Tumor-related metabolites in the tumor microenvironment may induce immune dysfunction, leading to malignant progression and metastasis of tumors. Here, it is demonstrated that tumoral PLA2G16, a phospholipase catalyzes phospholipids to generate free fatty acid (FFA) or lysophosphatidic acid (LPA), is an important contributor to triple-negative breast cancer (TNBC) lung metastasis in an immune-dependent pattern by improving tetracosatetraenoic acid (C24:4 (n-6)) accumulation in the early metastatic niche of lung and impairing immune function of pulmonary CD8(+) T cells.
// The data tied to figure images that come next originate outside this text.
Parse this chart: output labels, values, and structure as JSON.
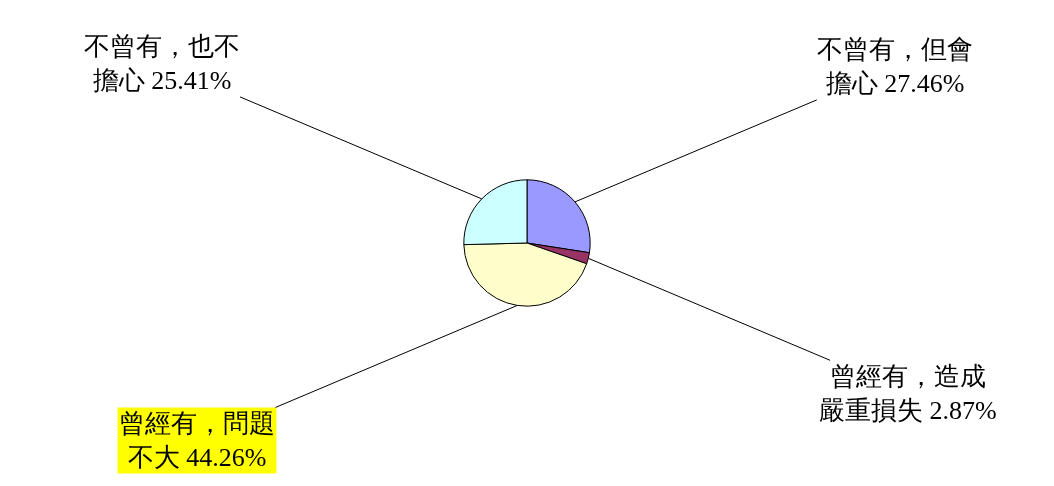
{
  "chart_data": {
    "type": "pie",
    "categories": [
      "不曾有，但會擔心",
      "曾經有，造成嚴重損失",
      "曾經有，問題不大",
      "不曾有，也不擔心"
    ],
    "values": [
      27.46,
      2.87,
      44.26,
      25.41
    ],
    "value_labels": [
      "27.46%",
      "2.87%",
      "44.26%",
      "25.41%"
    ],
    "colors": [
      "#9999ff",
      "#993366",
      "#ffffcc",
      "#ccffff"
    ],
    "legend": false
  }
}
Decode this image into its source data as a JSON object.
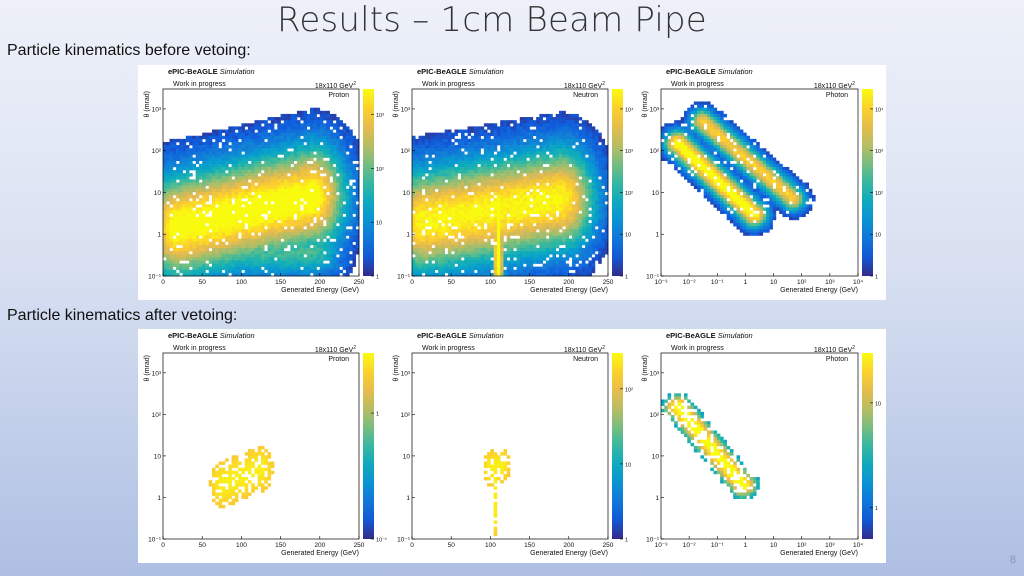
{
  "slide": {
    "title": "Results – 1cm Beam Pipe",
    "section_before": "Particle kinematics before vetoing:",
    "section_after": "Particle kinematics after vetoing:",
    "page_number": "8"
  },
  "plot_common": {
    "experiment": "ePIC-BeAGLE",
    "experiment_suffix": "Simulation",
    "status": "Work in progress",
    "beam": "18x110 GeV",
    "beam_sup": "2",
    "xlabel": "Generated Energy (GeV)",
    "ylabel": "θ (mrad)"
  },
  "chart_data": [
    {
      "id": "before-proton",
      "type": "heatmap",
      "particle": "Proton",
      "xscale": "linear",
      "xlim": [
        0,
        250
      ],
      "xticks": [
        "0",
        "50",
        "100",
        "150",
        "200",
        "250"
      ],
      "yscale": "log",
      "ylim": [
        0.1,
        3000
      ],
      "yticks": [
        "10⁻¹",
        "1",
        "10",
        "10²",
        "10³"
      ],
      "colorscale": "log",
      "zlim": [
        1,
        3000
      ],
      "zticks": [
        "1",
        "10",
        "10²",
        "10³"
      ],
      "blobs": [
        {
          "x": [
            20,
            190
          ],
          "y": [
            1.5,
            8
          ],
          "w": 45,
          "h": 7,
          "peak": 1,
          "kind": "band"
        },
        {
          "x": [
            95,
            100
          ],
          "y": [
            3,
            3
          ],
          "w": 32,
          "h": 1.2,
          "peak": 1,
          "kind": "core"
        },
        {
          "x": [
            30,
            190
          ],
          "y": [
            0.4,
            0.4
          ],
          "w": 40,
          "h": 1.0,
          "peak": 0.5,
          "kind": "row"
        }
      ]
    },
    {
      "id": "before-neutron",
      "type": "heatmap",
      "particle": "Neutron",
      "xscale": "linear",
      "xlim": [
        0,
        250
      ],
      "xticks": [
        "0",
        "50",
        "100",
        "150",
        "200",
        "250"
      ],
      "yscale": "log",
      "ylim": [
        0.1,
        3000
      ],
      "yticks": [
        "10⁻¹",
        "1",
        "10",
        "10²",
        "10³"
      ],
      "colorscale": "log",
      "zlim": [
        1,
        30000
      ],
      "zticks": [
        "1",
        "10",
        "10²",
        "10³",
        "10⁴"
      ],
      "blobs": [
        {
          "x": [
            15,
            190
          ],
          "y": [
            2,
            7
          ],
          "w": 45,
          "h": 7,
          "peak": 0.95,
          "kind": "band"
        },
        {
          "x": [
            110,
            110
          ],
          "y": [
            0.15,
            6
          ],
          "w": 8,
          "h": 1.0,
          "peak": 1,
          "kind": "column"
        }
      ]
    },
    {
      "id": "before-photon",
      "type": "heatmap",
      "particle": "Photon",
      "xscale": "log",
      "xlim": [
        0.001,
        10000
      ],
      "xticks": [
        "10⁻³",
        "10⁻²",
        "10⁻¹",
        "1",
        "10",
        "10²",
        "10³",
        "10⁴"
      ],
      "yscale": "log",
      "ylim": [
        0.1,
        3000
      ],
      "yticks": [
        "10⁻¹",
        "1",
        "10",
        "10²",
        "10³"
      ],
      "colorscale": "log",
      "zlim": [
        1,
        30000
      ],
      "zticks": [
        "1",
        "10",
        "10²",
        "10³",
        "10⁴"
      ],
      "blobs": [
        {
          "x": [
            0.004,
            2
          ],
          "y": [
            150,
            3
          ],
          "w": 0.5,
          "h": 0.45,
          "peak": 1,
          "kind": "diag"
        },
        {
          "x": [
            0.03,
            50
          ],
          "y": [
            500,
            7
          ],
          "w": 0.45,
          "h": 0.4,
          "peak": 0.85,
          "kind": "diag"
        }
      ]
    },
    {
      "id": "after-proton",
      "type": "heatmap",
      "particle": "Proton",
      "xscale": "linear",
      "xlim": [
        0,
        250
      ],
      "xticks": [
        "0",
        "50",
        "100",
        "150",
        "200",
        "250"
      ],
      "yscale": "log",
      "ylim": [
        0.1,
        3000
      ],
      "yticks": [
        "10⁻¹",
        "1",
        "10",
        "10²",
        "10³"
      ],
      "colorscale": "log",
      "zlim": [
        0.1,
        3
      ],
      "zticks": [
        "10⁻¹",
        "1"
      ],
      "blobs": [
        {
          "x": [
            75,
            125
          ],
          "y": [
            2,
            5
          ],
          "w": 15,
          "h": 1.5,
          "peak": 1,
          "kind": "small"
        }
      ]
    },
    {
      "id": "after-neutron",
      "type": "heatmap",
      "particle": "Neutron",
      "xscale": "linear",
      "xlim": [
        0,
        250
      ],
      "xticks": [
        "0",
        "50",
        "100",
        "150",
        "200",
        "250"
      ],
      "yscale": "log",
      "ylim": [
        0.1,
        3000
      ],
      "yticks": [
        "10⁻¹",
        "1",
        "10",
        "10²",
        "10³"
      ],
      "colorscale": "log",
      "zlim": [
        1,
        300
      ],
      "zticks": [
        "1",
        "10",
        "10²"
      ],
      "blobs": [
        {
          "x": [
            100,
            115
          ],
          "y": [
            5,
            6
          ],
          "w": 10,
          "h": 0.8,
          "peak": 1,
          "kind": "small"
        },
        {
          "x": [
            107,
            107
          ],
          "y": [
            0.3,
            3
          ],
          "w": 3,
          "h": 0.8,
          "peak": 1,
          "kind": "column"
        }
      ]
    },
    {
      "id": "after-photon",
      "type": "heatmap",
      "particle": "Photon",
      "xscale": "log",
      "xlim": [
        0.001,
        10000
      ],
      "xticks": [
        "10⁻³",
        "10⁻²",
        "10⁻¹",
        "1",
        "10",
        "10²",
        "10³",
        "10⁴"
      ],
      "yscale": "log",
      "ylim": [
        0.1,
        3000
      ],
      "yticks": [
        "10⁻¹",
        "1",
        "10",
        "10²",
        "10³"
      ],
      "colorscale": "log",
      "zlim": [
        0.5,
        30
      ],
      "zticks": [
        "1",
        "10"
      ],
      "blobs": [
        {
          "x": [
            0.004,
            0.8
          ],
          "y": [
            150,
            2
          ],
          "w": 0.6,
          "h": 0.55,
          "peak": 1,
          "kind": "diag"
        }
      ]
    }
  ]
}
C24:4 (n-6) induces nuclear import of PPARα in pneumal CD8(+) T cells, which regulates the transcription of Cpt1a, Dgat1, Cd36, and Fabp1, leading to the activation of fatty acid oxidation (FAO). The robust FAO results in suppression of CD8(+) T cells. Genetically depleting PPARα in mice, pharmacologically inhibiting C24:4 (n-6)-induced PPARα in the nucleus or directly suppressing PPARα activity effectively attenuates PLA2G16-C24:4 (n-6) axis-based immune dysfunction of CD8(+) T cells and their according anti-tumor activities. These results imply that PLA2G16-mediated C24:4 (n-6) accumulation in the lung acts as a metabolic disorder to CD8(+) T cell antitumor activity and highlights a critical role of PLA2G16 in promoting TNBC lung metastasis. Targeting PLA2G16 and combination with anti-PD-1-based immunotherapy may be an effective strategy for clinical tumor immunotherapy.